Hi @bingwang-ms, apologies for pasting the wrong error message containing PG3 and 4, that failure is specific to dualtor-aa and I got confused, and for which I will raise a separate pull request.
This PR was about test continuing to run for PG2 and 6 rather than getting skipped.
Why will the test continue to run for PG2 and 6 in certain cases ( very rare )?
There is a chance that the value of intf here will be an uplink port ( because the order in which the keys is returned is not fixed ). But the test is not written to run with uplink ports.
(Pdb) port_qos_map.keys()
dict_keys(['Ethernet4', 'Ethernet8', 'Ethernet12', 'Ethernet16', 'Ethernet20', 'Ethernet24', 'Ethernet28', 'Ethernet32', 'Ethernet36', 'Ethernet40', 'Ethernet44', 'Ethernet48', 'Ethernet52', 'Ethernet56', 'Ethernet60', 'Ethernet64', 'Ethernet68', 'Ethernet72', 'Ethernet76', 'Ethernet80', 'Ethernet84', 'Ethernet88', 'Ethernet92', 'Ethernet96', 'Ethernet112', 'Ethernet116', 'Ethernet120', 'Ethernet124', 'global'])

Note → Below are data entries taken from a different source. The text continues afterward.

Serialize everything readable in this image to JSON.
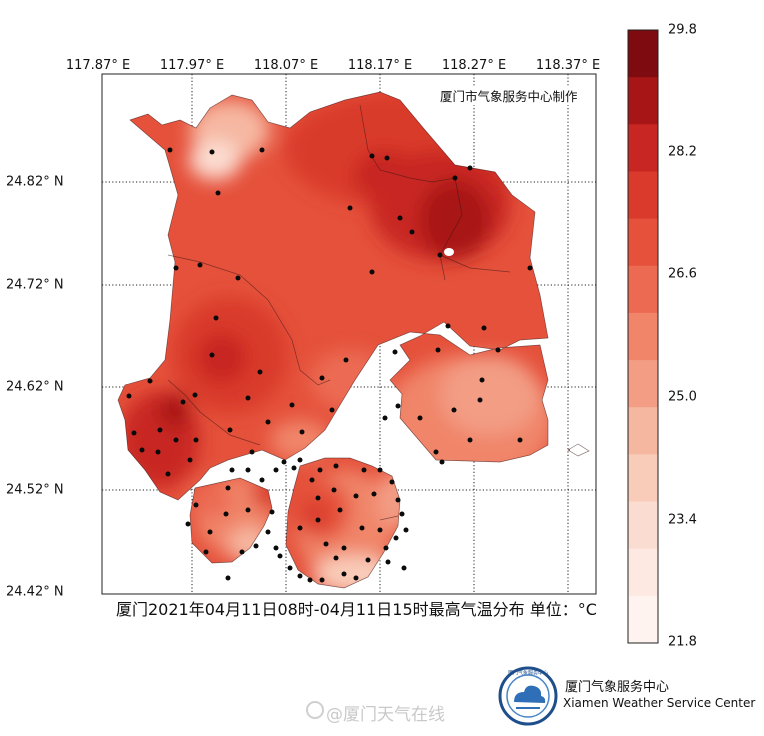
{
  "map": {
    "credit": "厦门市气象服务中心制作",
    "caption": "厦门2021年04月11日08时-04月11日15时最高气温分布 单位：°C",
    "lon_labels": [
      "117.87° E",
      "117.97° E",
      "118.07° E",
      "118.17° E",
      "118.27° E",
      "118.37° E"
    ],
    "lat_labels": [
      "24.82° N",
      "24.72° N",
      "24.62° N",
      "24.52° N",
      "24.42° N"
    ],
    "colorbar": {
      "ticks": [
        "29.8",
        "28.2",
        "26.6",
        "25.0",
        "23.4",
        "21.8"
      ],
      "min": 21.8,
      "max": 29.8,
      "levels": 13,
      "colors": [
        "#7d0b0f",
        "#a81517",
        "#c82622",
        "#d93a2c",
        "#e5513b",
        "#ec6a52",
        "#f08569",
        "#f39d85",
        "#f6b7a1",
        "#f9ccb9",
        "#fbdcd0",
        "#fde9e1",
        "#fef3ee"
      ]
    },
    "organization": {
      "name_zh": "厦门气象服务中心",
      "name_en": "Xiamen Weather Service Center",
      "logo_text": "厦门气象服务中心"
    },
    "watermark": "@厦门天气在线"
  }
}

Next there is a chance here that value of profile becomes AZURE_TUNNEL or AZURE_UPLINK ( because again the order in which the keys are returned is not fixed and these maps are not applicable to downlink ports )

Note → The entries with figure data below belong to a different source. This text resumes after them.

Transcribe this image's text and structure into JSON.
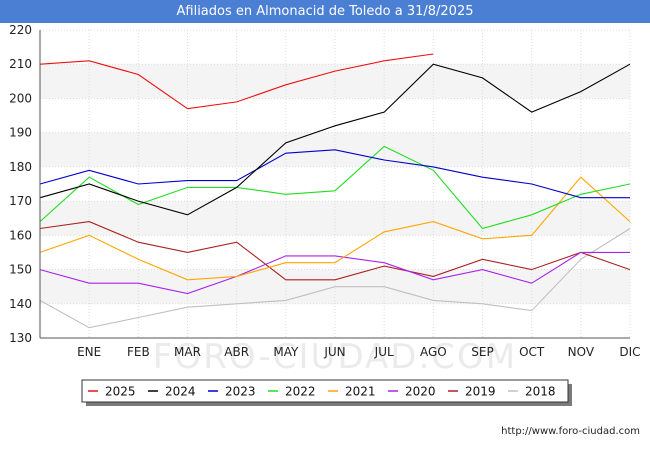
{
  "header": {
    "title": "Afiliados en Almonacid de Toledo a 31/8/2025"
  },
  "footer": {
    "url": "http://www.foro-ciudad.com"
  },
  "watermark": "FORO-CIUDAD.COM",
  "chart_data": {
    "type": "line",
    "title": "Afiliados en Almonacid de Toledo a 31/8/2025",
    "categories": [
      "",
      "ENE",
      "FEB",
      "MAR",
      "ABR",
      "MAY",
      "JUN",
      "JUL",
      "AGO",
      "SEP",
      "OCT",
      "NOV",
      "DIC"
    ],
    "ylim": [
      130,
      220
    ],
    "yticks": [
      130,
      140,
      150,
      160,
      170,
      180,
      190,
      200,
      210,
      220
    ],
    "grid": true,
    "legend_position": "bottom",
    "series": [
      {
        "name": "2025",
        "color": "#ee1111",
        "values": [
          210,
          211,
          207,
          197,
          199,
          204,
          208,
          211,
          213,
          null,
          null,
          null,
          null
        ]
      },
      {
        "name": "2024",
        "color": "#000000",
        "values": [
          171,
          175,
          170,
          166,
          174,
          187,
          192,
          196,
          210,
          206,
          196,
          202,
          210
        ]
      },
      {
        "name": "2023",
        "color": "#0000cc",
        "values": [
          175,
          179,
          175,
          176,
          176,
          184,
          185,
          182,
          180,
          177,
          175,
          171,
          171
        ]
      },
      {
        "name": "2022",
        "color": "#22dd22",
        "values": [
          164,
          177,
          169,
          174,
          174,
          172,
          173,
          186,
          179,
          162,
          166,
          172,
          175
        ]
      },
      {
        "name": "2021",
        "color": "#ffa500",
        "values": [
          155,
          160,
          153,
          147,
          148,
          152,
          152,
          161,
          164,
          159,
          160,
          177,
          164
        ]
      },
      {
        "name": "2020",
        "color": "#aa22ee",
        "values": [
          150,
          146,
          146,
          143,
          148,
          154,
          154,
          152,
          147,
          150,
          146,
          155,
          155
        ]
      },
      {
        "name": "2019",
        "color": "#aa2222",
        "values": [
          162,
          164,
          158,
          155,
          158,
          147,
          147,
          151,
          148,
          153,
          150,
          155,
          150
        ]
      },
      {
        "name": "2018",
        "color": "#c0c0c0",
        "values": [
          141,
          133,
          136,
          139,
          140,
          141,
          145,
          145,
          141,
          140,
          138,
          153,
          162
        ]
      }
    ]
  }
}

(Pdb) prio_to_tc_map.keys()
dict_keys(['AZURE', 'AZURE_TUNNEL', 'AZURE_UPLINK'])
So with the wrong combination of interface and DSCP_TO_TC_MAP the test will continue to run for PG 2 and 6 for dualtor. as this condition doesn't evaluate to true in that case: https://github.com/sonic-net/sonic-mgmt/blob/master/tests/qos/test_pfc_pause.py#L316-L317 because wrong map was used to find DSCP for the PG.

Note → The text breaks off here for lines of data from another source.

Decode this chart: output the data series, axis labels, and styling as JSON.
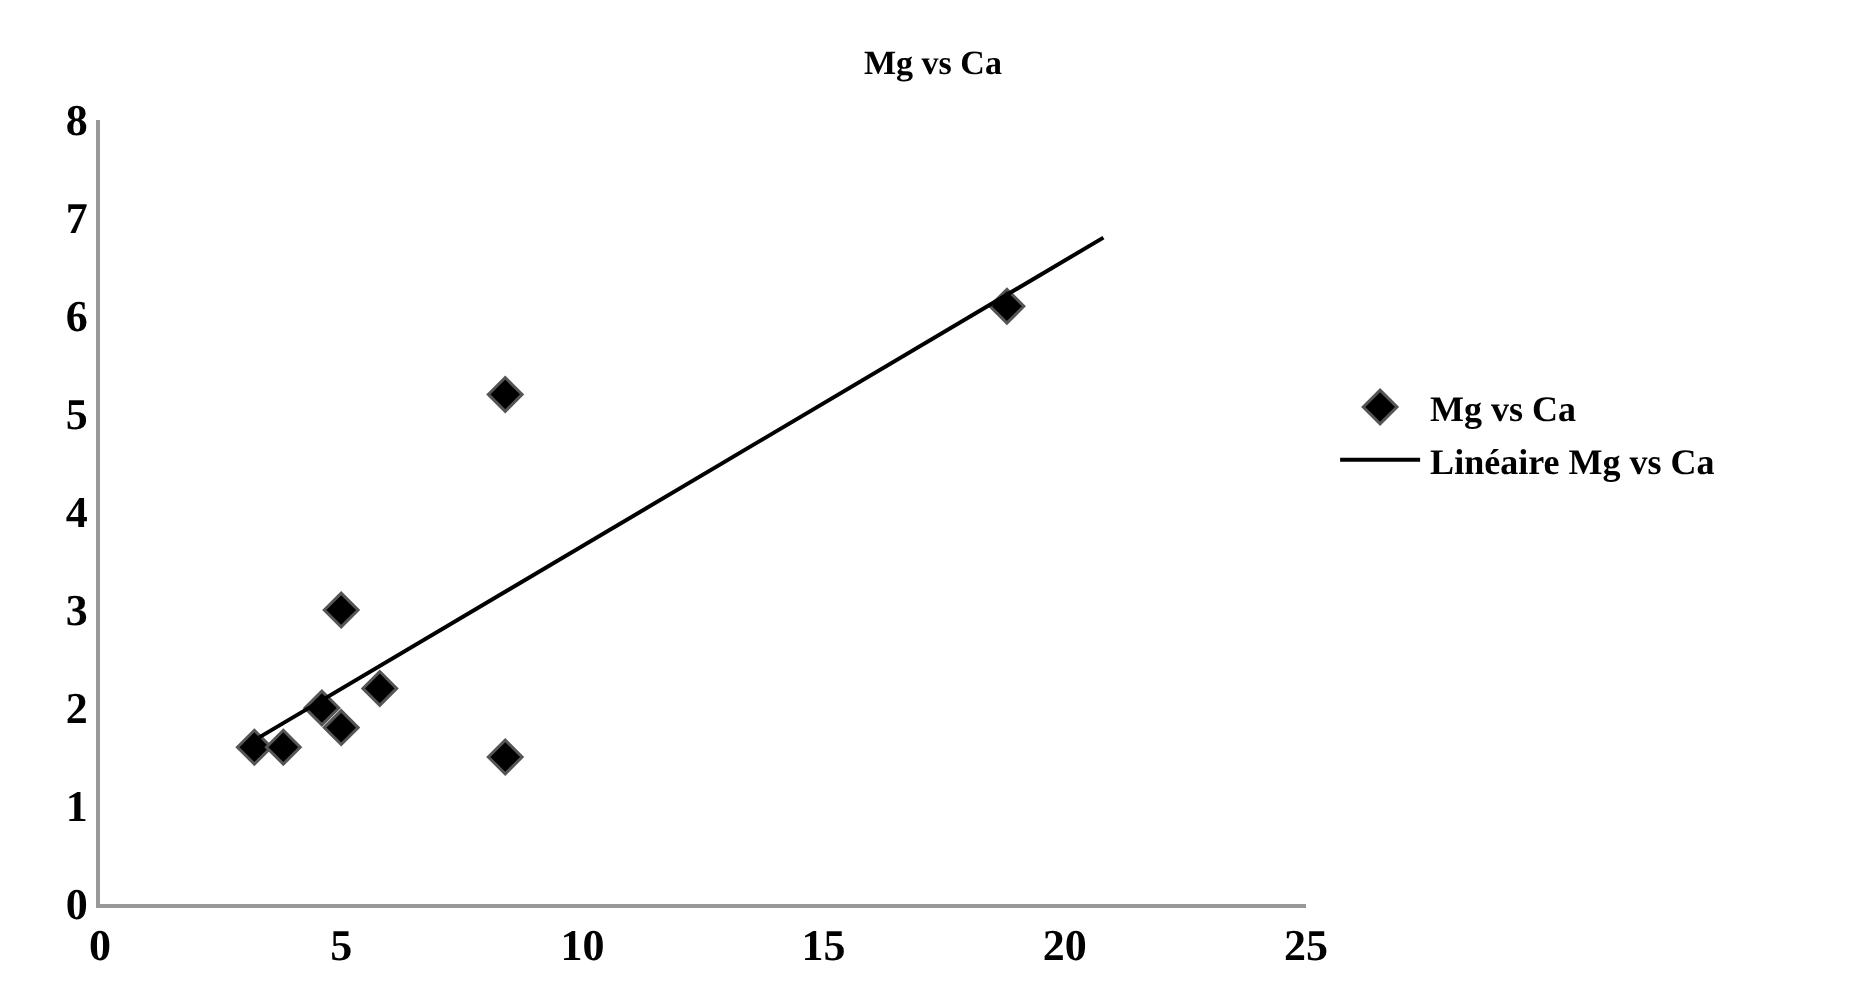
{
  "chart_data": {
    "type": "scatter",
    "title": "Mg vs Ca",
    "legend": "right",
    "grid": false,
    "xlim": [
      0,
      25
    ],
    "xticks": [
      0,
      5,
      10,
      15,
      20,
      25
    ],
    "ylim": [
      0,
      8
    ],
    "yticks": [
      0,
      1,
      2,
      3,
      4,
      5,
      6,
      7,
      8
    ],
    "series": [
      {
        "name": "Mg vs Ca",
        "marker": "diamond",
        "color": "#000000",
        "x": [
          3.2,
          3.8,
          4.6,
          5.0,
          5.0,
          5.8,
          8.4,
          8.4,
          18.8
        ],
        "values": [
          1.6,
          1.6,
          2.0,
          1.8,
          3.0,
          2.2,
          5.2,
          1.5,
          6.1
        ]
      },
      {
        "name": "Linéaire Mg vs Ca",
        "type": "line",
        "marker": "none",
        "color": "#000000",
        "x": [
          3.3,
          20.8
        ],
        "values": [
          1.7,
          6.8
        ]
      }
    ]
  }
}
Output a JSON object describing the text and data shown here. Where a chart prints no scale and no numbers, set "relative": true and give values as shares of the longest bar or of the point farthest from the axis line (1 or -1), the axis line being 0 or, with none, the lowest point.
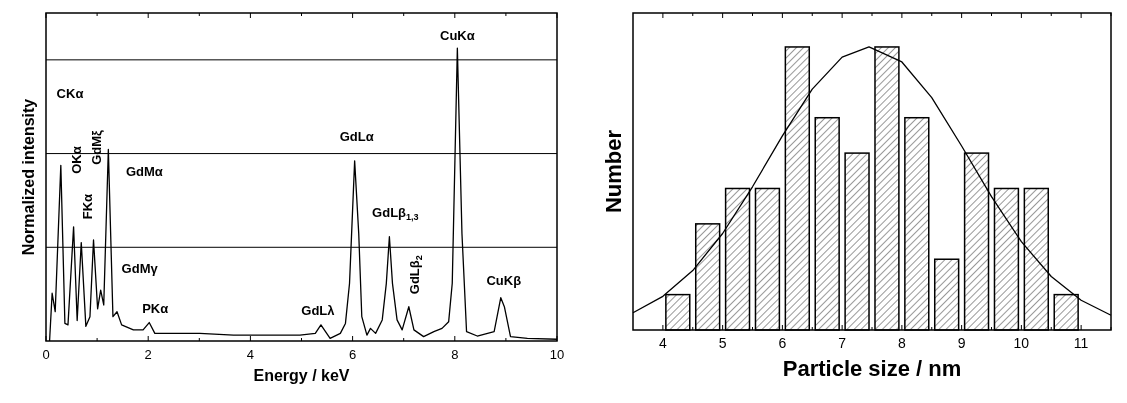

The fix in this PR retrieves a downlink port and then later retrieves the list exact DSCP_TO_TC_MAP applied on that interface because the src and destination interfaces in this test are downlink ports and getting selected here: https://github.com/sonic-net/sonic-mgmt/blob/master/tests/qos/test_pfc_pause.py#L70-L74
However, the test still passes if it continues to to run for PG2 and 6 for dualtor/dualtor-aa which is not correct as the lossless PGs are only 2 and 6 for dualtor downlink ports.
@StormLiangMS can we backport this to 202311 as well?